UPL-Mitglieder besuchen citkar im MotionLab.Berlin

Am 17. Oktober folgten diejenigen der Einladung ins MotionLab.Berlin, die Interesse dafür hatten und sich dann auch noch aufraffen konnten, den Weg dahin in Angriff zu nehmen. OK - finden musste man das Ziel natürlich auch noch. Unterm Strich waren wir noch 28 und alle fanden den Abend kurzweilig, informativ und interessant.

Kerstin Wiktor von der Handwerkskammer Berlin - zuständig für den Stadtbezirk Lichtenberg - war das erste Mal bei uns zu Gast und ließ sich gleich in die Organisation des Abends mit einspannen. Sie informierte zu Beginn der Veranstaltung über den Beratungsbaustein der Handwerkskammer Berlin rund um die Themen:

  • Digitalisierung und Innovation
  • Energie und Umwelt
  • Personalentwicklung und Organisation

Frau Wiktor sorgte dankenswerter Weise auch dafür, dass keiner mit knurrendem Magen den Heimweg antreten musste.

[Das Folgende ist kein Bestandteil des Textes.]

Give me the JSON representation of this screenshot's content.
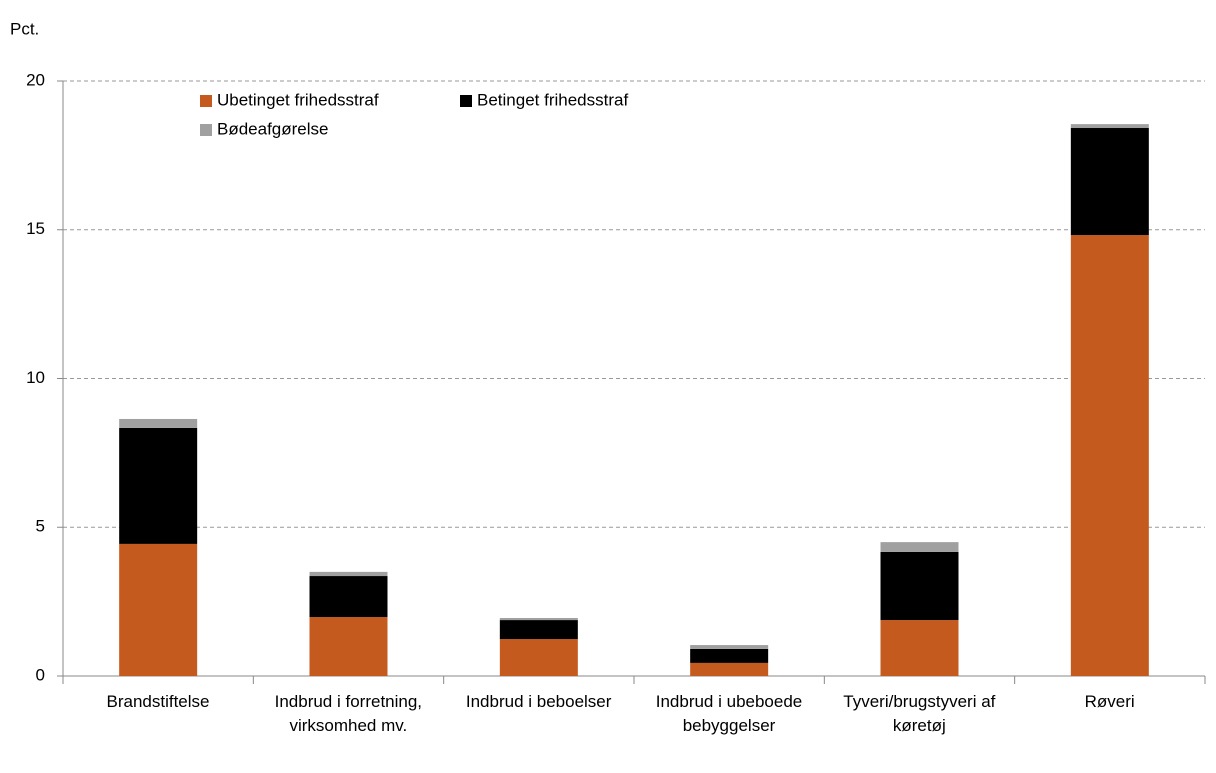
{
  "chart_data": {
    "type": "stacked-bar",
    "y_label": "Pct.",
    "categories": [
      "Brandstiftelse",
      "Indbrud i forretning, virksomhed mv.",
      "Indbrud i beboelser",
      "Indbrud i ubeboede bebyggelser",
      "Tyveri/brugstyveri af køretøj",
      "Røveri"
    ],
    "series": [
      {
        "name": "Ubetinget frihedsstraf",
        "color": "#c55a1e",
        "values": [
          4.44,
          1.98,
          1.24,
          0.44,
          1.88,
          14.82
        ]
      },
      {
        "name": "Betinget frihedsstraf",
        "color": "#000000",
        "values": [
          3.9,
          1.38,
          0.64,
          0.47,
          2.29,
          3.6
        ]
      },
      {
        "name": "Bødeafgørelse",
        "color": "#a0a0a0",
        "values": [
          0.3,
          0.14,
          0.07,
          0.13,
          0.33,
          0.13
        ]
      }
    ],
    "ylim": [
      0,
      20
    ],
    "yticks": [
      0,
      5,
      10,
      15,
      20
    ],
    "grid": true
  }
}
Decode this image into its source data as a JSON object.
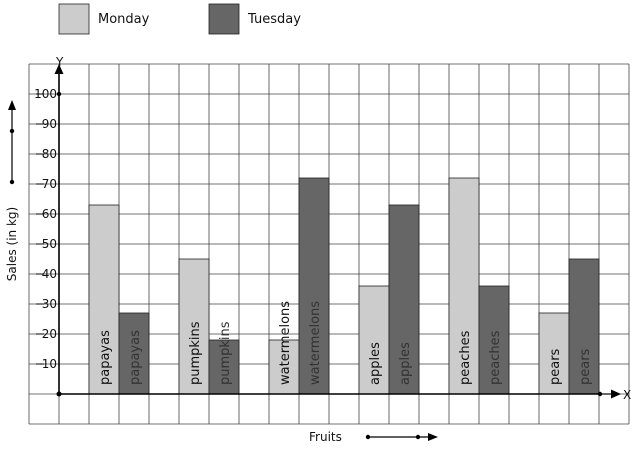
{
  "chart_data": {
    "type": "bar",
    "categories": [
      "papayas",
      "pumpkins",
      "watermelons",
      "apples",
      "peaches",
      "pears"
    ],
    "series": [
      {
        "name": "Monday",
        "values": [
          63,
          45,
          18,
          36,
          72,
          27
        ],
        "color": "#cccccc",
        "label_color": "#111111"
      },
      {
        "name": "Tuesday",
        "values": [
          27,
          18,
          72,
          63,
          36,
          45
        ],
        "color": "#666666",
        "label_color": "#333333"
      }
    ],
    "xlabel": "Fruits",
    "ylabel": "Sales (in kg)",
    "x_axis_letter": "X",
    "y_axis_letter": "Y",
    "ylim": [
      0,
      100
    ],
    "y_ticks": [
      10,
      20,
      30,
      40,
      50,
      60,
      70,
      80,
      90,
      100
    ],
    "grid": true,
    "legend_position": "top-left"
  }
}
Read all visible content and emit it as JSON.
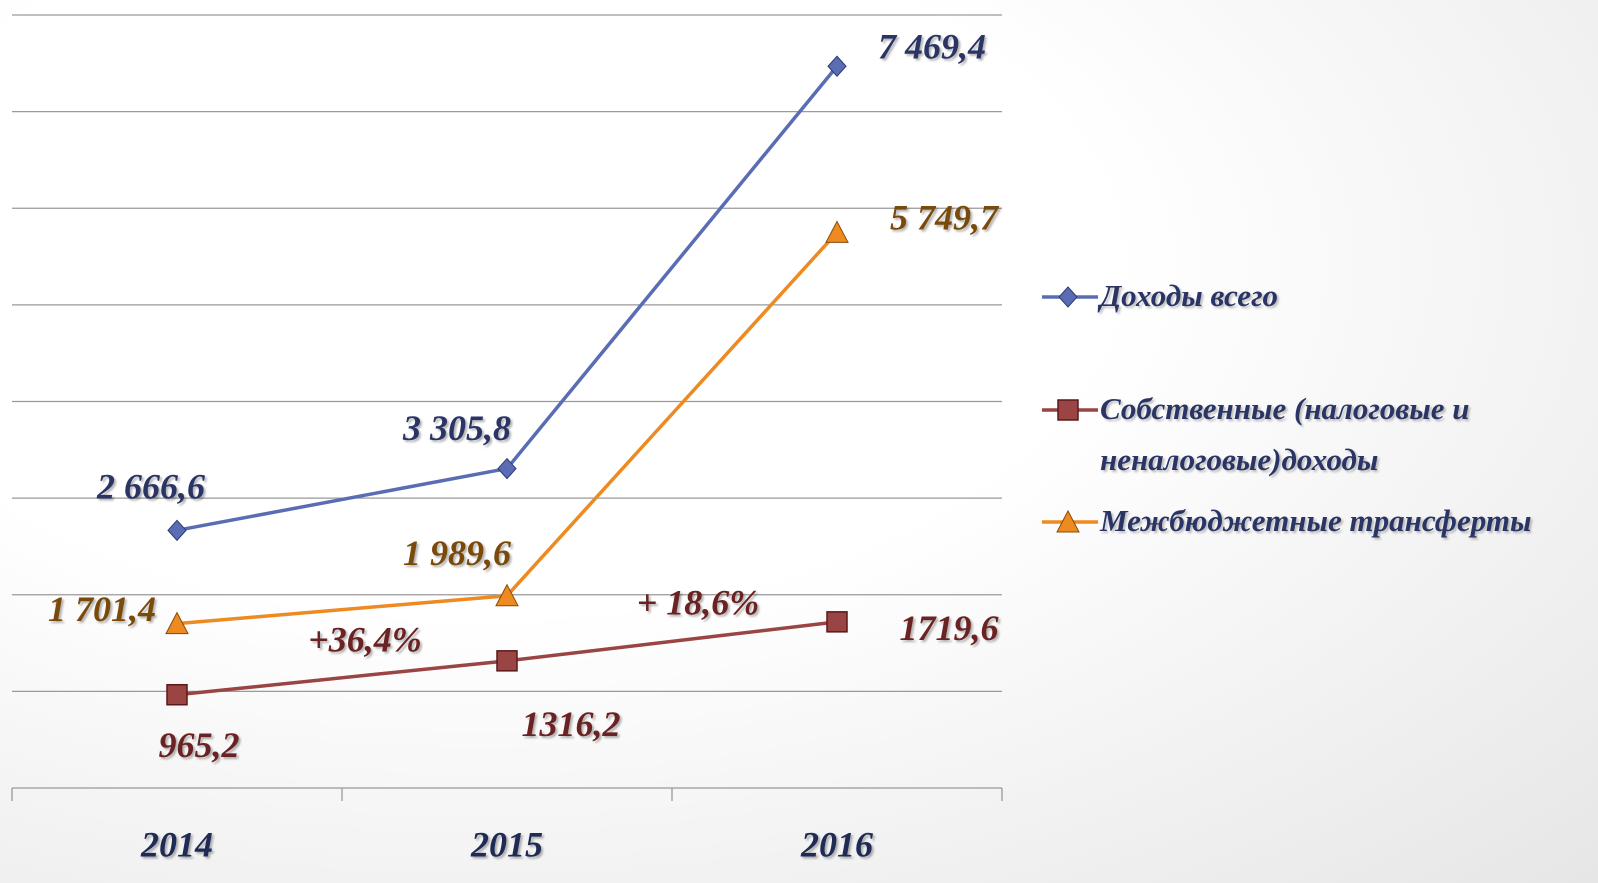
{
  "chart_data": {
    "type": "line",
    "categories": [
      "2014",
      "2015",
      "2016"
    ],
    "series": [
      {
        "name": "Доходы всего",
        "color": "#5a6db4",
        "marker": "diamond",
        "values": [
          2666.6,
          3305.8,
          7469.4
        ],
        "value_labels": [
          "2 666,6",
          "3 305,8",
          "7 469,4"
        ]
      },
      {
        "name": "Собственные (налоговые и неналоговые)доходы",
        "color": "#9a4444",
        "marker": "square",
        "values": [
          965.2,
          1316.2,
          1719.6
        ],
        "value_labels": [
          "965,2",
          "1316,2",
          "1719,6"
        ]
      },
      {
        "name": "Межбюджетные трансферты",
        "color": "#ee8a22",
        "marker": "triangle",
        "values": [
          1701.4,
          1989.6,
          5749.7
        ],
        "value_labels": [
          "1 701,4",
          "1 989,6",
          "5 749,7"
        ]
      }
    ],
    "annotations": [
      "+36,4%",
      "+ 18,6%"
    ],
    "ylim": [
      0,
      8000
    ],
    "yticks": [
      0,
      1000,
      2000,
      3000,
      4000,
      5000,
      6000,
      7000,
      8000
    ],
    "grid": true,
    "legend": "right"
  }
}
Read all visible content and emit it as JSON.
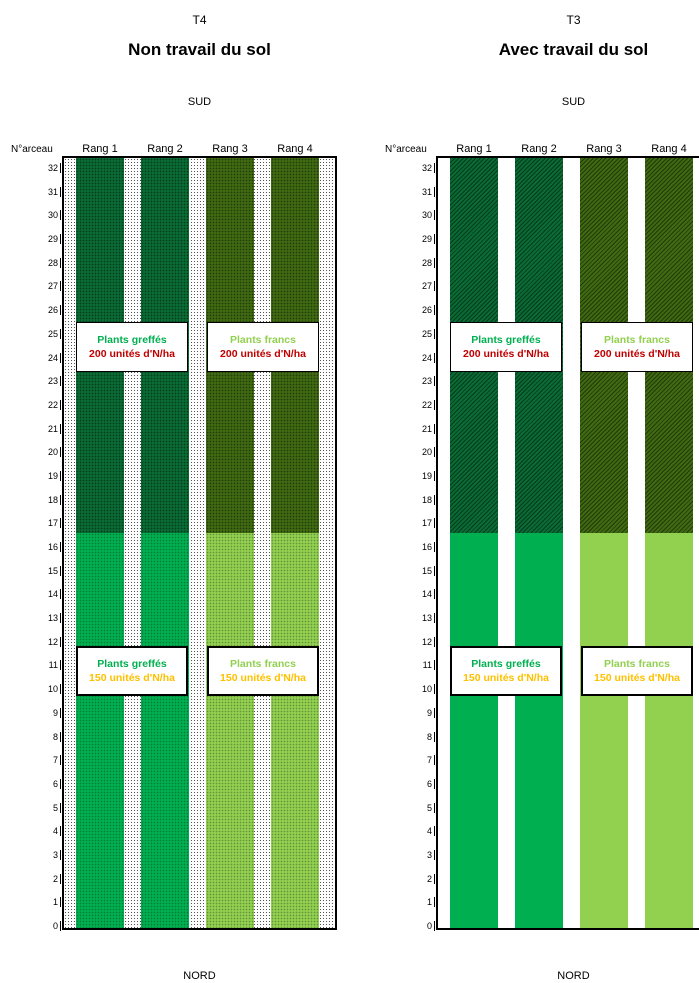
{
  "panels": [
    {
      "code": "T4",
      "title": "Non travail du sol",
      "south": "SUD",
      "north": "NORD",
      "arceau_header": "N°arceau",
      "rows": [
        "Rang 1",
        "Rang 2",
        "Rang 3",
        "Rang 4"
      ],
      "arceaux": [
        "32",
        "31",
        "30",
        "29",
        "28",
        "27",
        "26",
        "25",
        "24",
        "23",
        "22",
        "21",
        "20",
        "19",
        "18",
        "17",
        "16",
        "15",
        "14",
        "13",
        "12",
        "11",
        "10",
        "9",
        "8",
        "7",
        "6",
        "5",
        "4",
        "3",
        "2",
        "1",
        "0"
      ],
      "texture": "stipple",
      "labels": {
        "top_left": {
          "plant": "Plants greffés",
          "dose": "200 unités d'N/ha"
        },
        "top_right": {
          "plant": "Plants francs",
          "dose": "200 unités d'N/ha"
        },
        "bottom_left": {
          "plant": "Plants greffés",
          "dose": "150 unités d'N/ha"
        },
        "bottom_right": {
          "plant": "Plants francs",
          "dose": "150 unités d'N/ha"
        }
      }
    },
    {
      "code": "T3",
      "title": "Avec travail du sol",
      "south": "SUD",
      "north": "NORD",
      "arceau_header": "N°arceau",
      "rows": [
        "Rang 1",
        "Rang 2",
        "Rang 3",
        "Rang 4"
      ],
      "arceaux": [
        "32",
        "31",
        "30",
        "29",
        "28",
        "27",
        "26",
        "25",
        "24",
        "23",
        "22",
        "21",
        "20",
        "19",
        "18",
        "17",
        "16",
        "15",
        "14",
        "13",
        "12",
        "11",
        "10",
        "9",
        "8",
        "7",
        "6",
        "5",
        "4",
        "3",
        "2",
        "1",
        "0"
      ],
      "texture": "hatch",
      "labels": {
        "top_left": {
          "plant": "Plants greffés",
          "dose": "200 unités d'N/ha"
        },
        "top_right": {
          "plant": "Plants francs",
          "dose": "200 unités d'N/ha"
        },
        "bottom_left": {
          "plant": "Plants greffés",
          "dose": "150 unités d'N/ha"
        },
        "bottom_right": {
          "plant": "Plants francs",
          "dose": "150 unités d'N/ha"
        }
      }
    }
  ],
  "colors": {
    "grafted_200": "#0a6b34",
    "ungrafted_200": "#3f6a12",
    "grafted_150": "#00b050",
    "ungrafted_150": "#92d050",
    "text_grafted": "#00b050",
    "text_ungrafted": "#92d050",
    "text_dose_200": "#c00000",
    "text_dose_150": "#ffc000"
  }
}
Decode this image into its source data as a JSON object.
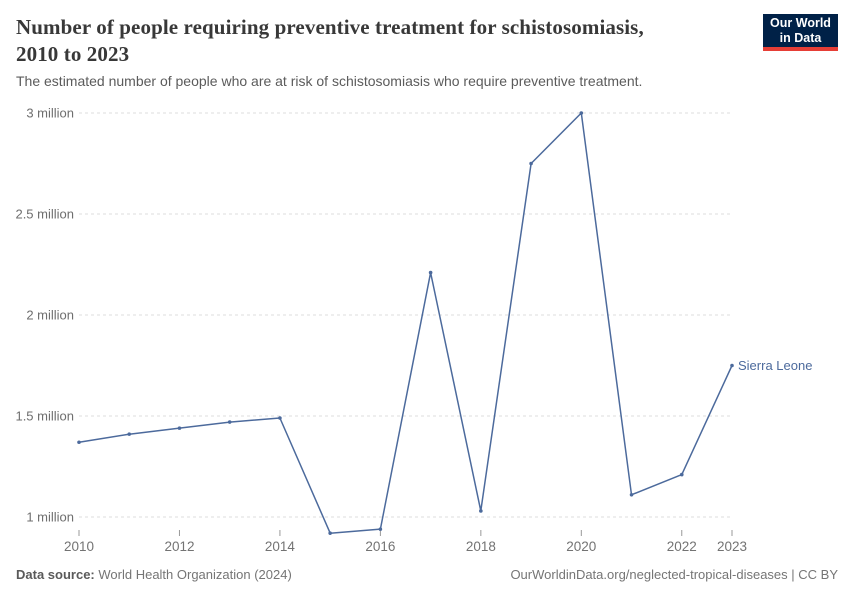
{
  "header": {
    "title_line1": "Number of people requiring preventive treatment for schistosomiasis,",
    "title_line2": "2010 to 2023",
    "subtitle": "The estimated number of people who are at risk of schistosomiasis who require preventive treatment.",
    "logo": {
      "line1": "Our World",
      "line2": "in Data"
    }
  },
  "chart_data": {
    "type": "line",
    "title": "Number of people requiring preventive treatment for schistosomiasis, 2010 to 2023",
    "subtitle": "The estimated number of people who are at risk of schistosomiasis who require preventive treatment.",
    "x": [
      2010,
      2011,
      2012,
      2013,
      2014,
      2015,
      2016,
      2017,
      2018,
      2019,
      2020,
      2021,
      2022,
      2023
    ],
    "series": [
      {
        "name": "Sierra Leone",
        "color": "#4C6A9C",
        "values": [
          1370000,
          1410000,
          1440000,
          1470000,
          1490000,
          920000,
          940000,
          2210000,
          1030000,
          2750000,
          3000000,
          1110000,
          1210000,
          1750000
        ]
      }
    ],
    "x_ticks": [
      2010,
      2012,
      2014,
      2016,
      2018,
      2020,
      2022,
      2023
    ],
    "y_ticks": [
      {
        "value": 1000000,
        "label": "1 million"
      },
      {
        "value": 1500000,
        "label": "1.5 million"
      },
      {
        "value": 2000000,
        "label": "2 million"
      },
      {
        "value": 2500000,
        "label": "2.5 million"
      },
      {
        "value": 3000000,
        "label": "3 million"
      }
    ],
    "xlim": [
      2010,
      2023
    ],
    "ylim": [
      900000,
      3010000
    ],
    "xlabel": "",
    "ylabel": "",
    "grid": "horizontal-dashed",
    "legend_position": "line-end-label"
  },
  "footer": {
    "datasource_label": "Data source:",
    "datasource_value": "World Health Organization (2024)",
    "right_text": "OurWorldinData.org/neglected-tropical-diseases | CC BY"
  },
  "colors": {
    "accent": "#4C6A9C",
    "logo_bg": "#002147",
    "logo_red": "#E63E36",
    "gridline": "#dcdcdc",
    "axis_text": "#6e6e6e",
    "tick": "#999999"
  }
}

Christoph Neye - einer der Gründer des MotionLab.Berlin vermittelte uns anschließend:
„Wie ich aus Versehen eine Firma gründete“.
Ein Vortrag zum schmunzeln, der hier nicht annähernd wiedergegeben werden kann.
Was ist das Ergebnis?
Ca. 50 Firmen rund um das Thema Mobilität bilden hier eine Gemeinschaft, die sich teure Werkbänke, Fräsen und 3D-Drucker, aber vor allem auch Erfahrungen, Netzwerke und auch mal das eine oder andere Bauteil teilen.

Das MotionLab ist idealer Anlaufpunkt für Kreative und Gründer und bietet beste Voraussetzungen auch ohne großes Invest. In den spannenden und einladenden Hallen am Treptower Park sind inspirierende Projekte und aufstrebende StartUps, anregende Veranstaltungen und abwechslungsreiche Workshops, sowie unterstützende Netzwerke und kompetente Ansprechpartner zu finden.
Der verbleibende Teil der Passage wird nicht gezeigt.